After the outbreak of the Warsaw uprising in 1944, Walaszczyk organised for Front, Staszewska, and Torbeczko to get out from the besieged city to the Red Cross camp in Podkowa Leśna and on to Rylsk. Walaszczyk decided to leave Rylsk, to avoid arrest by the Soviets for being a kulak. In January 1945, he and Front returned to Warsaw where they stayed until the end of the war. Their flat at Emilii Plater Street survived the destruction of Warsaw.

Just after the war, Walaszczyk and Front moved to Kraków, where he set up new businesses, including organizing Kraków–Katowice passenger journeys. Due to Walaszczyk’s friendship with the French consul, the Security Service pressured him to leave Kraków. Walaszczyk, in cooperation with Okęcki, launched a wool and cotton materials factory. In 1949, the enterprise was nationalised. Later, Walaszczyk and his Jewish colleagues ran a sewing room in Warsaw which was closed under pressure from the tax office.
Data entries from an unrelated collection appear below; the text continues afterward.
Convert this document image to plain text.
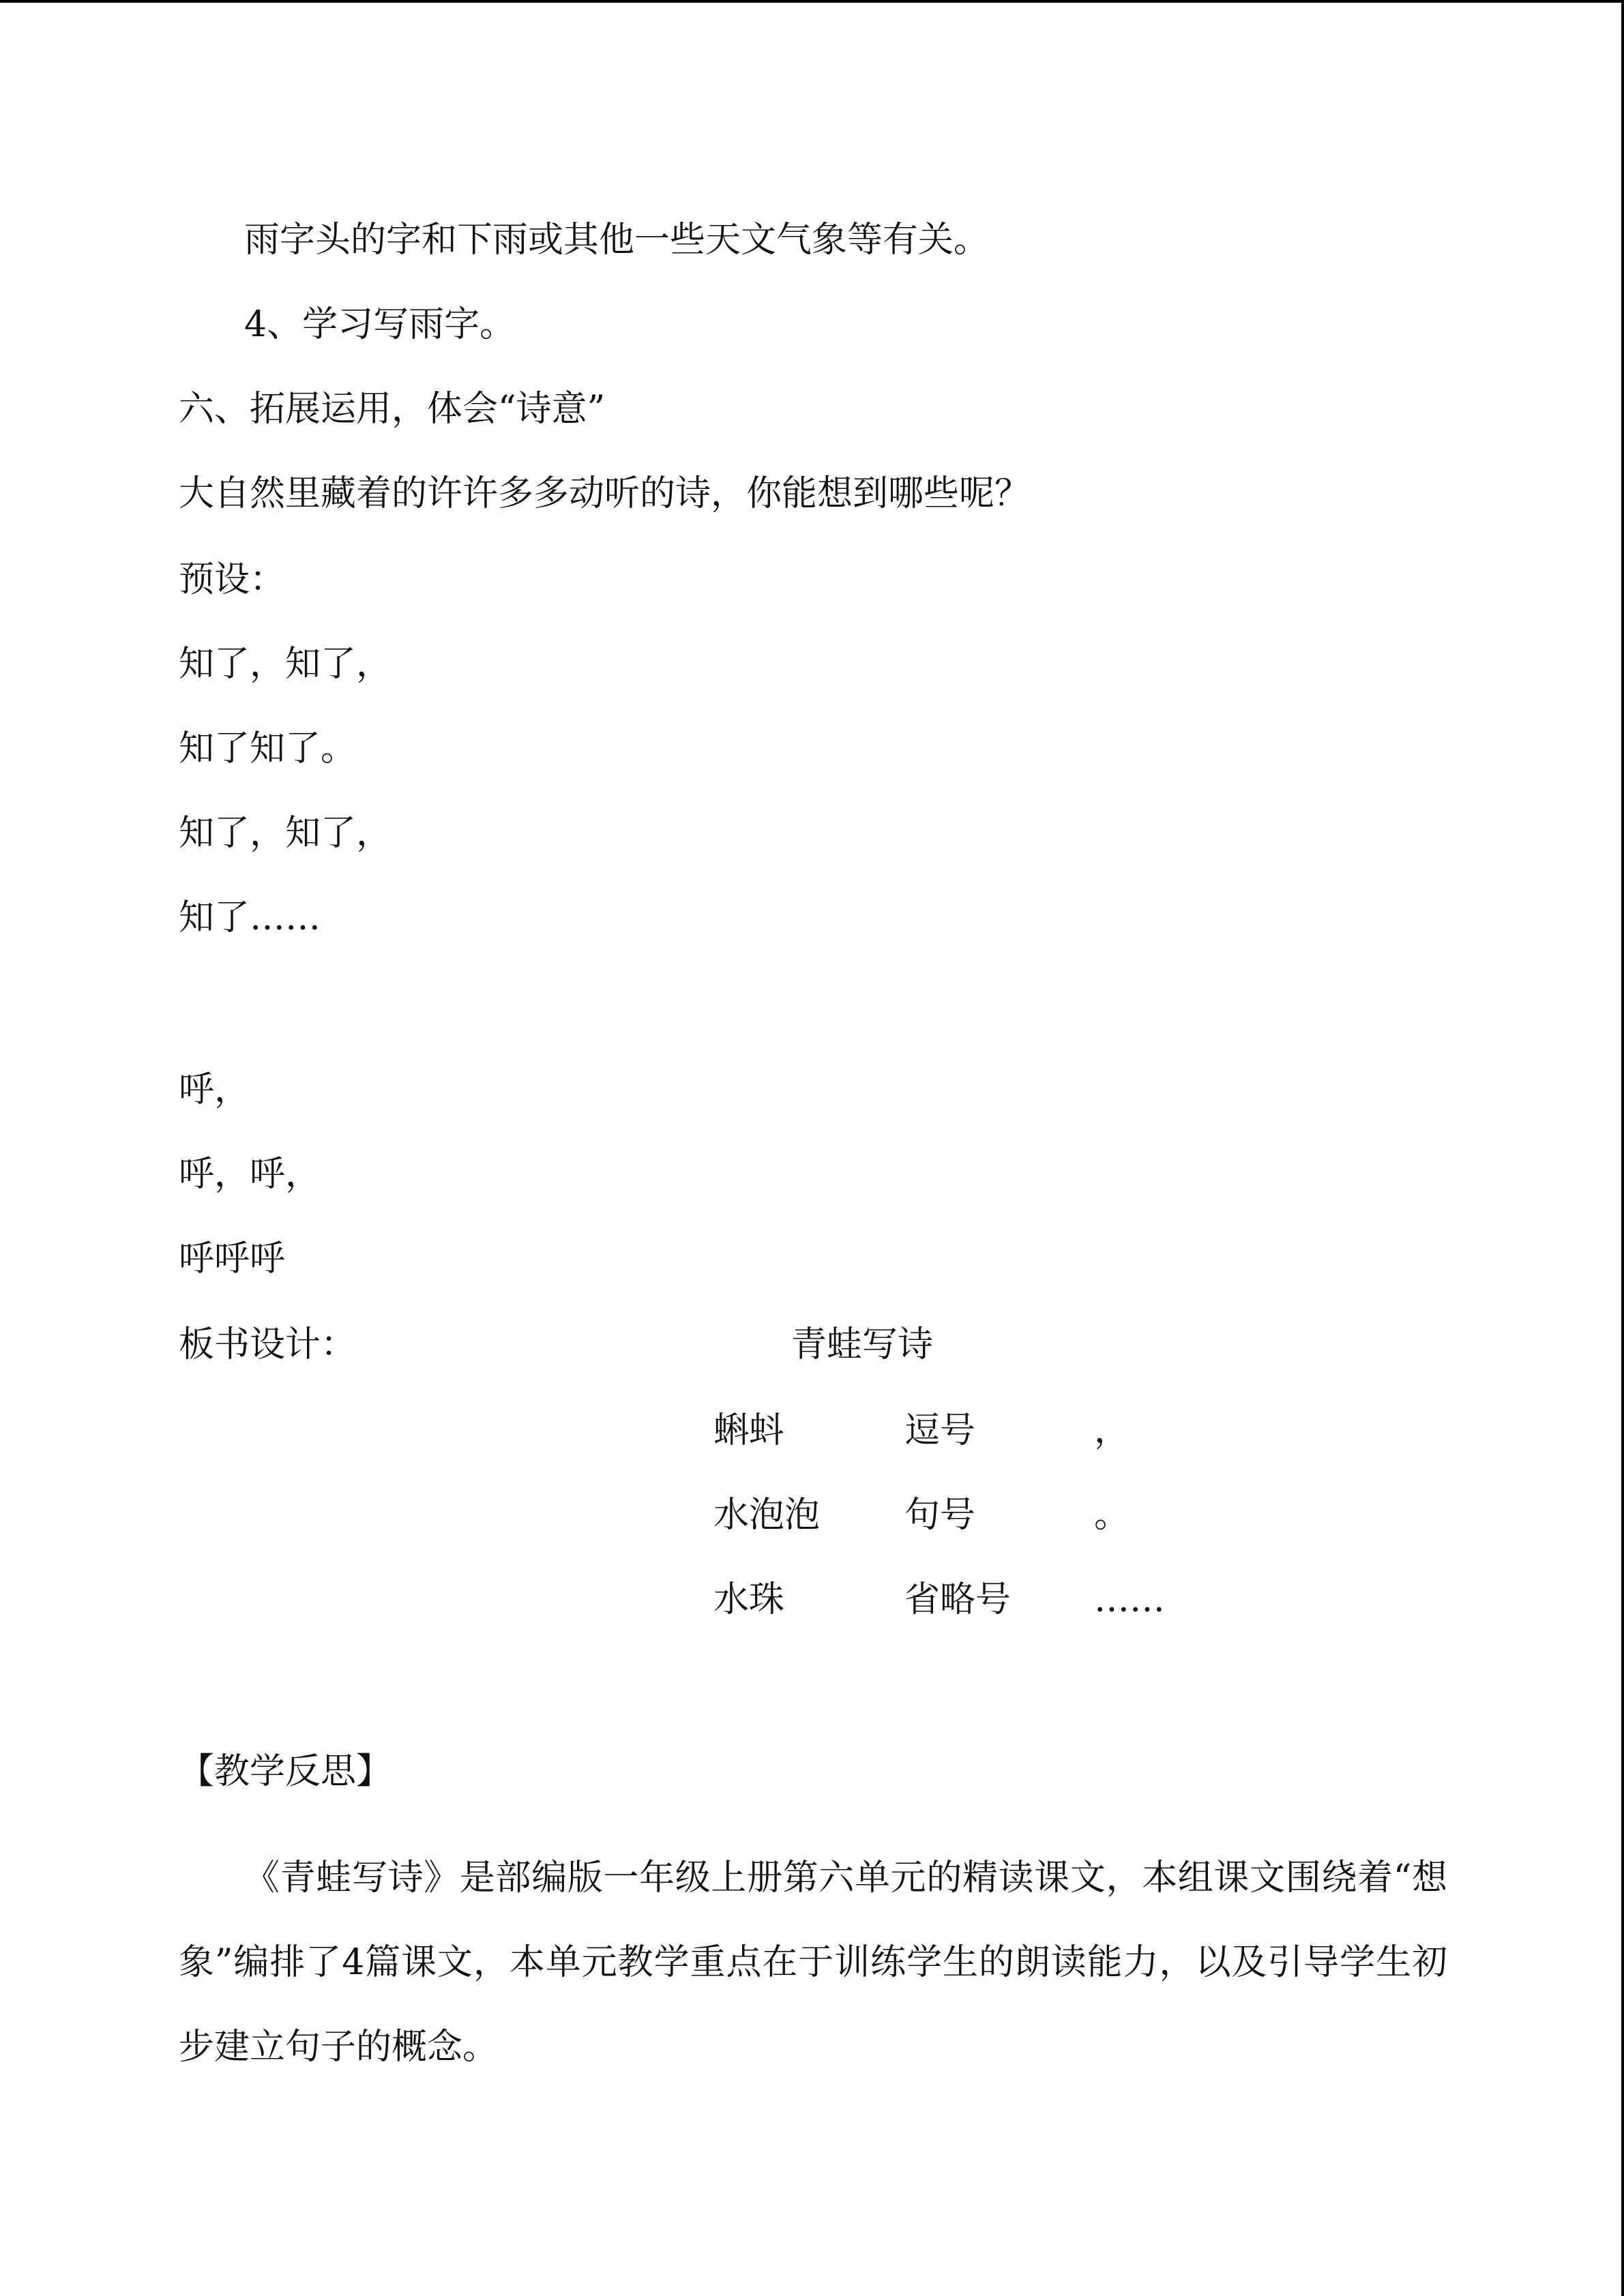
雨字头的字和下雨或其他一些天文气象等有关。
4、学习写雨字。
六、拓展运用，体会“诗意”
大自然里藏着的许许多多动听的诗，你能想到哪些呢？
预设：
知了，知了，
知了知了。
知了，知了，
知了……
呼，
呼，呼，
呼呼呼
板书设计：	青蛙写诗
蝌蚪	逗号	，
水泡泡 句号	。
水珠	省略号 ……
【教学反思】
《青蛙写诗》是部编版一年级上册第六单元的精读课文，本组课文围绕着“想象”编排了4篇课文，本单元教学重点在于训练学生的朗读能力，以及引导学生初步建立句子的概念。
Walaszczyk’s factory was closed after two years in 1952. He was also engaged in the cooperative in Grodzisk Mazowiecki, and then in Rembertów. He worked there for some time, being quite successful. In the meantime, he got permission to work as a master of leatherwork which allowed him to open his own workshop on 18 Jana III Sobieskiego Street in Warsaw. He continued to run it until he was very old.

In 2002, on Front’s recommendation, Walaszczyk was honored by Yad Vashem with the title of Righteous Among the Nations. He was active in the Polish Association of the Righteous Among the Nations, from August 2008 on served as its Vice-President. In 2009, he was amongst the representatives of Polish Righteous during a visit to the United States, which included meeting with President Barack Obama. In the same year, KARTA Center published his memoir Przywracanie pamięci (Restoring Memory). In 2019, his 100th birthday was commemorated by President of Poland Andrzej Duda.